I'm on the fence on whether your solution to the "global DSCP-to-prio
mapping rather than per-port" problem is the right one.

We try to avoid baking policies into the kernel, no matter how well
intended the 802.1Q and IETF RFC8325 recommendations are. They are still
just recommendations and examples, and a particular use case may want to
configure things completely differently (or as hinted in the Wi-Fi specific
RFC8325: maybe the administrator doesn't want to assign the higher
traffic classes, for network control protocols, by using IP DSCP, and
doesn't want user flows to request DSCP values that would get access to
these traffic classes. It can indeed be seen as a security concern).

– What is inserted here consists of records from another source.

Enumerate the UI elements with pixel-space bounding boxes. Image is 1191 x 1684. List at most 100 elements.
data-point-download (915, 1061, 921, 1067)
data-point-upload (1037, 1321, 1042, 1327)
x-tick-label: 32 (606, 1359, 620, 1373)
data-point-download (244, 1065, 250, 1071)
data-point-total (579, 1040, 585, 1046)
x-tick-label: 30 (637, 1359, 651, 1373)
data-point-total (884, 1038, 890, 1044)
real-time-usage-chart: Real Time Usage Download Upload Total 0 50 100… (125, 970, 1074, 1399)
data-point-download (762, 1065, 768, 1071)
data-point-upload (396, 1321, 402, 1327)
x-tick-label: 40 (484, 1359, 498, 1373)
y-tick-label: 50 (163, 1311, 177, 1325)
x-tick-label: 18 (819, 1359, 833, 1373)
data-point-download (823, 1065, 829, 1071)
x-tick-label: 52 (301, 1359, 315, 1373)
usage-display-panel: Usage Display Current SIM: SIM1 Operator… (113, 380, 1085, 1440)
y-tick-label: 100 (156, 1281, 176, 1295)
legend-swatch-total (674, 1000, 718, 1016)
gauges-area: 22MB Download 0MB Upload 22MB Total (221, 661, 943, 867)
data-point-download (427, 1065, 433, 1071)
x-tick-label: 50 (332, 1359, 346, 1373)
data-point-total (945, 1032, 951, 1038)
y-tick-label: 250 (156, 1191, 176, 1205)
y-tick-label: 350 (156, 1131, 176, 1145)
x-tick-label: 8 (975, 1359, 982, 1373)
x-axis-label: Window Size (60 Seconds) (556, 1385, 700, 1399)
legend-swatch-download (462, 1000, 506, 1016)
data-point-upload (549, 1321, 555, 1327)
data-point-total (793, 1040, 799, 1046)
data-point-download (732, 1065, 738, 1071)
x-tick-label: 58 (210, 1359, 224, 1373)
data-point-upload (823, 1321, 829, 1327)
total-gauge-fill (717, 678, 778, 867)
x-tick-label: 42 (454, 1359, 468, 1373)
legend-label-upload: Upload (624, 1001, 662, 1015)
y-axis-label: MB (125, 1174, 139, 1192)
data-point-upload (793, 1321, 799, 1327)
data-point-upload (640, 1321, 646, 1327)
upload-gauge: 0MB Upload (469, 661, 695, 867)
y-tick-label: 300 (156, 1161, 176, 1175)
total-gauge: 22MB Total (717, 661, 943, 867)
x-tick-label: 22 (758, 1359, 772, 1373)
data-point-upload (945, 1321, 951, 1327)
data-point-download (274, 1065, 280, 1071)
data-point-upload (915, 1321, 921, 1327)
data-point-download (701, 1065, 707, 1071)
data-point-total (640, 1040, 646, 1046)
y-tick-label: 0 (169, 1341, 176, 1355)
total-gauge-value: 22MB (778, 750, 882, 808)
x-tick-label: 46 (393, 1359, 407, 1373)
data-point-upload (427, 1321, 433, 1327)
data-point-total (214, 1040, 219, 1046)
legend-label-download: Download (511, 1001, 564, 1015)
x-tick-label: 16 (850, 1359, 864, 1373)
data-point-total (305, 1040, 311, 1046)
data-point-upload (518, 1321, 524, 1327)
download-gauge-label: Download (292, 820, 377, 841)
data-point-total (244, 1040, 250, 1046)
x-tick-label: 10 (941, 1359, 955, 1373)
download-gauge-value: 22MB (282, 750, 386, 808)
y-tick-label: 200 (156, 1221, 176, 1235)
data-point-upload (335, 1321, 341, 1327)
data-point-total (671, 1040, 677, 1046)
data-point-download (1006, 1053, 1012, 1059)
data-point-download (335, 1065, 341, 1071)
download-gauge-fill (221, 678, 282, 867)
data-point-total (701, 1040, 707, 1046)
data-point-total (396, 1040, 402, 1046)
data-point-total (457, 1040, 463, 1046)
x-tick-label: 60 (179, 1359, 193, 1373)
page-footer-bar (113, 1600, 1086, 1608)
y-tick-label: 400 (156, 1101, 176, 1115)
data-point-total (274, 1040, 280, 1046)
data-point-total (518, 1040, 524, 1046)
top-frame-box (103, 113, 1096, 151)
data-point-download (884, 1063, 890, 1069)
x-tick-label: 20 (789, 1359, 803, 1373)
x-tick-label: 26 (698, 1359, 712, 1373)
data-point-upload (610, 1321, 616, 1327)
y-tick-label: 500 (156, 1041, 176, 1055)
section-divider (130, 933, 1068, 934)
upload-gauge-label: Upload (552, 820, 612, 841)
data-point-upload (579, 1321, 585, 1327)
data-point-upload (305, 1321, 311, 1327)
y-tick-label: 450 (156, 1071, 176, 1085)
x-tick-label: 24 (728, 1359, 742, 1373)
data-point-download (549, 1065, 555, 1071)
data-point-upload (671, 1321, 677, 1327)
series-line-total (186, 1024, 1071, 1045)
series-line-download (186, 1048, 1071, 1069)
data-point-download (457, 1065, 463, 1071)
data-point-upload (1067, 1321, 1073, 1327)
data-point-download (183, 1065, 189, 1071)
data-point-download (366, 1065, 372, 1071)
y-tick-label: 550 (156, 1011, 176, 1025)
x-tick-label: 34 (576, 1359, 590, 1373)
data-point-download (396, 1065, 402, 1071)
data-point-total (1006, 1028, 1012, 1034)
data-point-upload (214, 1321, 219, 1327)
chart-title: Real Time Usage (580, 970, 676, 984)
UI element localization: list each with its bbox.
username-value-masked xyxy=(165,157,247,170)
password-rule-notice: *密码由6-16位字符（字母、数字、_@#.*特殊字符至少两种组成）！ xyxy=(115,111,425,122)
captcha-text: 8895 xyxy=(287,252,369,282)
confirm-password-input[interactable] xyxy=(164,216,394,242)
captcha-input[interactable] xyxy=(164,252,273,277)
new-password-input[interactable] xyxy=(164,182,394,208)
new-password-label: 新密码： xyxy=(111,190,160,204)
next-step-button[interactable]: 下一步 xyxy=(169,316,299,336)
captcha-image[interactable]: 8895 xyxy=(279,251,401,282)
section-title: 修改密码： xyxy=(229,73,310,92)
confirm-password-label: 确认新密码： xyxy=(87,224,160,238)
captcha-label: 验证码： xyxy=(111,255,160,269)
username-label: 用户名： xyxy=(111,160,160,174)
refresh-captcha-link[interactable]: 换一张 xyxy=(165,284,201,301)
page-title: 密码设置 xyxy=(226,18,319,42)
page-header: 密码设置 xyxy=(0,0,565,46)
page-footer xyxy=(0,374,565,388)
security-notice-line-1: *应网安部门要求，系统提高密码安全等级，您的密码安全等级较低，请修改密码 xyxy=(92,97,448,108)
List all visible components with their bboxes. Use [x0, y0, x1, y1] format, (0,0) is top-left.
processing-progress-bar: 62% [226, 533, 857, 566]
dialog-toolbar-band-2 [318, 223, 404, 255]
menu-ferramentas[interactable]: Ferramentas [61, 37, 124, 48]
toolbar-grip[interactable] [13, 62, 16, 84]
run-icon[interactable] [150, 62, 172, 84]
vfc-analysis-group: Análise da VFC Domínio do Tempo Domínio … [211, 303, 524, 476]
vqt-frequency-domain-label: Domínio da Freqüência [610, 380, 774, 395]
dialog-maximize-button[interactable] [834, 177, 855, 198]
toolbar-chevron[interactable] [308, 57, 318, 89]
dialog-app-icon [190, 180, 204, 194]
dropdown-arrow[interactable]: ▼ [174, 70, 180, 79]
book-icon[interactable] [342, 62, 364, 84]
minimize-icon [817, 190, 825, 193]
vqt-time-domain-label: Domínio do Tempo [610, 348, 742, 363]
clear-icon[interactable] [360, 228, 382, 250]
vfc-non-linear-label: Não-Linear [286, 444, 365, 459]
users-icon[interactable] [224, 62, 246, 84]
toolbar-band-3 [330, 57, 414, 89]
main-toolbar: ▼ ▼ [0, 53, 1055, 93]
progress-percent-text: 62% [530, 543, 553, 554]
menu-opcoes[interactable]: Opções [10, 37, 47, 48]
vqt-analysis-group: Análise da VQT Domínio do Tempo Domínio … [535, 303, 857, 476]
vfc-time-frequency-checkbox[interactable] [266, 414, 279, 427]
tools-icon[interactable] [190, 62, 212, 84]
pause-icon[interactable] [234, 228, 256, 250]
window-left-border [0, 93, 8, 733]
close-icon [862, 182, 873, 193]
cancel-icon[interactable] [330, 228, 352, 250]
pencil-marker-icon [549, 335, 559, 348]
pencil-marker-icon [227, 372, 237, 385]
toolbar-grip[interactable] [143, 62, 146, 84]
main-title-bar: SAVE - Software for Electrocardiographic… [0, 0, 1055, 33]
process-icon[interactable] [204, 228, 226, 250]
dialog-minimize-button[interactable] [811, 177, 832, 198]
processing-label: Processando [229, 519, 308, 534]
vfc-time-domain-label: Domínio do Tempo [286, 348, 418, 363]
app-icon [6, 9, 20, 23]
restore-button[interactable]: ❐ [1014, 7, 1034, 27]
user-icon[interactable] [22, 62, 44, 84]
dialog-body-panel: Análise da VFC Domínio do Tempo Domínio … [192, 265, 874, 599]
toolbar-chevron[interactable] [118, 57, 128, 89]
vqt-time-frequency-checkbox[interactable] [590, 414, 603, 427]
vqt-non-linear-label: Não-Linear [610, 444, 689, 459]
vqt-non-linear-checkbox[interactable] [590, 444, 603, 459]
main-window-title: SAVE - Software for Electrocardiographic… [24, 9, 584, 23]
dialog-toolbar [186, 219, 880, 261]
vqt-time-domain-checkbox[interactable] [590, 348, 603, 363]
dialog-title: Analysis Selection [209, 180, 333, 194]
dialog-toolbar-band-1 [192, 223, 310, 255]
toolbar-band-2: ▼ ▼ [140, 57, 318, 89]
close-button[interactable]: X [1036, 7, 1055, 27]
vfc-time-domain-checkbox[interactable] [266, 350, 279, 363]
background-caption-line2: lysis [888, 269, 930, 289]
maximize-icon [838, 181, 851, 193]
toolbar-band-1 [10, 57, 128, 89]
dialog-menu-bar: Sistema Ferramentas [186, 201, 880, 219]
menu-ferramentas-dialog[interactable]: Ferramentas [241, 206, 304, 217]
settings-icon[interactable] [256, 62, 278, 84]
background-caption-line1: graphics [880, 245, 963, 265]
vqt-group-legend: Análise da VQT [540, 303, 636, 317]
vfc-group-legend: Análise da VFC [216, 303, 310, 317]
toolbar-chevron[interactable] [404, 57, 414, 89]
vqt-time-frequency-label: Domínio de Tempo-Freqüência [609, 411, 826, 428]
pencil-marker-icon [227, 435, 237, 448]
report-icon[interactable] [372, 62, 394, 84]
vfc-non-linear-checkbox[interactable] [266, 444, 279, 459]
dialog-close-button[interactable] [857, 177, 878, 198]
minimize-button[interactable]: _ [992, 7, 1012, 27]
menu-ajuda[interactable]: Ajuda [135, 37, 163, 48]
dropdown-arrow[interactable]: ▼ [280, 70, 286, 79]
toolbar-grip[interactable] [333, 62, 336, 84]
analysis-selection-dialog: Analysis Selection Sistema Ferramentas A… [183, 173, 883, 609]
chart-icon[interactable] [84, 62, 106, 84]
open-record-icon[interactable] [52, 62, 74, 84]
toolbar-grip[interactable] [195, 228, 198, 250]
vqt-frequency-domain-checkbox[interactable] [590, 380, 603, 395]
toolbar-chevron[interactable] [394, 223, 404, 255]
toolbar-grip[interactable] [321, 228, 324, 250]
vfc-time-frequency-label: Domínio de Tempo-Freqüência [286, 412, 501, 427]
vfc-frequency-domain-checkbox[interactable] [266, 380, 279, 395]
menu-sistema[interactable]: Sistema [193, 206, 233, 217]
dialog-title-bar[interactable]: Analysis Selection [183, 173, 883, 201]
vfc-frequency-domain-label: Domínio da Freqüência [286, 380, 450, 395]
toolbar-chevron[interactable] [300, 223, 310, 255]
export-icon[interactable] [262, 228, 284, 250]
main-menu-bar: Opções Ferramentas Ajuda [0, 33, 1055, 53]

I empathize with the incovenience of having to map the per-netdev dcbnl
application priority table API with a piece of hardware where that table
is shared across all ports. But yet, I don't think it is a strong enough
justification for us to make an exception and say: "yeah, ok, let's not
even implement .port_set_dscp_prio() to make the thing configurable, but
let's bake into the kernel a fixed policy that's good for everyone".

No, I think we _need_ the thing to be configurable, and not try so hard
with the ieee8021q helpers to hardcode things just right in the kernel.

Have you tried the obvious: "every time there is a change to the global
DSCP mapping table, push the change into the dcbnl app table of all user
netdevs, so that the user becomes aware of what happens"? Kernel drivers
can do that, through direct calls to dcb_ieee_setapp(). DSA does it too,
to probe the initial QoS configuration of the ports and push it to the
application priority tables.